At the  moment of time we received the micro-operation. The data from the L2 cache will arrive at the moment of time indicated as [0 + L2 cache access latency]. Northwood core features 9 clock cycles L2 cache access latency in the general case (to be more exact it equals 7 clocks, but the “data load” command will first check if the data is available in the L1 data cache, which requires 2 additional clocks). So, the scheduler will send out the next micro-operation, so that it arrives at the execution unit 9 clocks later.
In fact, this option will hardly work for us, as it takes 9 clock cycles to execute only one micro-operation. We will not accept this scheduler strategy, because it definitely is not the right way to high performance.
Second option (upon agreement). The idea is to delay all micro-operations depending on the results of the data load command until the data arrives, and then start sending micro-operations for further execution. The good thing about this strategy is that it doesn’t require any additional effort: sit and wait for the data. The negative side of it is that it doesn’t always guarantee good performance in the long run.

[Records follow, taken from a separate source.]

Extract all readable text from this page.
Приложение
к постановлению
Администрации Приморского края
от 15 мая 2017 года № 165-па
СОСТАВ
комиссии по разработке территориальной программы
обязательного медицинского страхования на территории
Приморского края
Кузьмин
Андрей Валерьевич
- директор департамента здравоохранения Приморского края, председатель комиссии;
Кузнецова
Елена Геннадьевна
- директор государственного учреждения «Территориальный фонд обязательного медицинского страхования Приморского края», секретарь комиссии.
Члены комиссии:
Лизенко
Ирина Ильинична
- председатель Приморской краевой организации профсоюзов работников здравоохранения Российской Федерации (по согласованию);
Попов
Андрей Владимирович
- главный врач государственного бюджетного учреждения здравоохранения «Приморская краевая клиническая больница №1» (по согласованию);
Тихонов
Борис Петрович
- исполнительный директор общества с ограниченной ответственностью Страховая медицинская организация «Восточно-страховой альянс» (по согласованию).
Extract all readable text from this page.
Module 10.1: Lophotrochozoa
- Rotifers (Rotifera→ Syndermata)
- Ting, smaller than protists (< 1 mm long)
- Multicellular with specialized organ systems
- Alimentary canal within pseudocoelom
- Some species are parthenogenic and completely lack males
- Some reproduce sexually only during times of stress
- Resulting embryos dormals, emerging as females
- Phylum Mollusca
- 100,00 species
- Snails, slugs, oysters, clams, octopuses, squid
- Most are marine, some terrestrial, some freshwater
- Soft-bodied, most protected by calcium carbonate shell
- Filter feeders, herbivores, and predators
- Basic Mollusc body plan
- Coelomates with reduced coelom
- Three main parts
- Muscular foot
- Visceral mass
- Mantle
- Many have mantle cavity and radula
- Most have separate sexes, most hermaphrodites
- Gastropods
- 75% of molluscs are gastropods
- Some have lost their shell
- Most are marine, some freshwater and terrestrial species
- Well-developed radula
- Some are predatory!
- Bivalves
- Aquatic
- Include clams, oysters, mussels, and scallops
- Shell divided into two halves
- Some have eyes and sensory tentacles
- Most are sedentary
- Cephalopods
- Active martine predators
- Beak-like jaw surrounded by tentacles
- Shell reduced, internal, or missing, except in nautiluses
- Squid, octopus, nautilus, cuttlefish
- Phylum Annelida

If we had a micro-operation of the second type, the scheduler could take into account the info about its execution status from the execution units. In this case the scheduler would need to receive feedback from the execution units about the estimated execution time for the given instruction. In fact, this is quite possible (that this strategy is applied to the FPU load), however, there is one unpleasant issue.
Suppose that we were really lucky and the data is available in the L1 cache. By Northwood processor core, the data will take two clock cycles to be delivered from L1 cache.
Say, the execution unit received a micro-operation at the  time point. At the [0+2 clocks] point, it sent the status report to the scheduler and received the data from L1 cache. It immediately reports to the scheduler and the latter immediately releases the next micro-operation to the pipeline. This micro-operation will take 6 clock cycles to reach the execution unit.
Everything seems to be correct, but what have we got in the end? Let’s sum up the results: our second micro-operation will reach the execution unit in 0+2+6 clocks, because it still needs to pass all the stages between the scheduler and the execution unit: the distance between them hasn’t got any smaller. It means we need 8 clock cycles total. It turns out that the dependent instruction started moving towards the execution unit not when the data is already ready - [0+2 clocks] time point, but at [0+2+6 clocks], i.e. 6 clock cycles later. In other words, we lost 6 clock cycles!
Well, this is not the best option, I should say.